According to researchers from the University of New Haven's Cyber Forensics Research and Education Group, the online chat app Viber does not use encryption for videos and images sent through the app and then stores them at a publically available address for at least one week.

On Wednesday, Ibrahim Baggili and Jason Moore, researchers from the University of New Haven, demonstrated the app's data transmission in a YouTube video. The researchers found the data and links to its online location by intercepting traffic on a Windows 7 PC that was used as a wireless access point for one of the smartphones they used in their test. Gaining access to the data is not a simple task, but those with the necessary technical knowledge to do so would be met with a trove of unencrypted data. Attackers could set up malicious wireless access points or use man-in-the-middle attacks to intercept network traffic. Internet and mobile service providers as well as wireless access point operators also have access to this data. Providers and operators, knowingly or not, also share this information with intelligence services such as the NSA.

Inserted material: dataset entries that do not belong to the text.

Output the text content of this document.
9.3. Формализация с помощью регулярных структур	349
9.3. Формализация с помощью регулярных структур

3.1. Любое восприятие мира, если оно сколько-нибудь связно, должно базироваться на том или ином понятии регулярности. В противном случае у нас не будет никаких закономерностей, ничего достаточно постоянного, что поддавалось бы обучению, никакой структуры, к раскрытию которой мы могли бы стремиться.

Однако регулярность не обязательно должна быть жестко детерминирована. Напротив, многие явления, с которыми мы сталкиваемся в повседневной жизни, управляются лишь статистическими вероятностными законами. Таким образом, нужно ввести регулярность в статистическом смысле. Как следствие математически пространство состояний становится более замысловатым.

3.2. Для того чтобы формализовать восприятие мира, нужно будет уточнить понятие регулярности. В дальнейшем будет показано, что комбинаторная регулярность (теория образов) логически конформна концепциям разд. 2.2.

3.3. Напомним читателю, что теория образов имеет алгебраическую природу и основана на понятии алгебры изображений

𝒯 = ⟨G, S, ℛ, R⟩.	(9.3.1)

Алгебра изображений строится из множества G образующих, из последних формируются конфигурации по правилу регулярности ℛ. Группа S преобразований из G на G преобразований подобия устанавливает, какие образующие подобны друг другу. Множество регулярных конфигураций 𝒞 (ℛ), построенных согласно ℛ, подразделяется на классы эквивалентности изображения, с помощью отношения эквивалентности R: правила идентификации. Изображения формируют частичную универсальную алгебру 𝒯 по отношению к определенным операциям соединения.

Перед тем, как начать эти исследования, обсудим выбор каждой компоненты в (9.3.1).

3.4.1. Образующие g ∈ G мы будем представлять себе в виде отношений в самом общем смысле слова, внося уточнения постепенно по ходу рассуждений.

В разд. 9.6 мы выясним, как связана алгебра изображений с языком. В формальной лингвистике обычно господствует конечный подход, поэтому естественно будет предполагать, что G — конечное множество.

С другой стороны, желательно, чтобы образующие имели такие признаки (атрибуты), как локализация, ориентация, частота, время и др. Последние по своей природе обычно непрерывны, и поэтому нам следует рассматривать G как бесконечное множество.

"The key here is to let the people know about these things so they can make an informed decision about using these applications until they are patched," explained Baggili, an assistant professor of computer science at the University of New Haven. Baggili and Moore said they contacted Viber about this issue but did not receive a response. On Thursday, Viber responded to questioning from CNET saying the problem would be fixed soon. "This issue has already been resolved," said Viber in its statement. "It is currently in QA [quality assurance testing], and the fix will be released for Android and submitted to Apple on Monday. As of today we aren't aware of a single user who has been affected by this."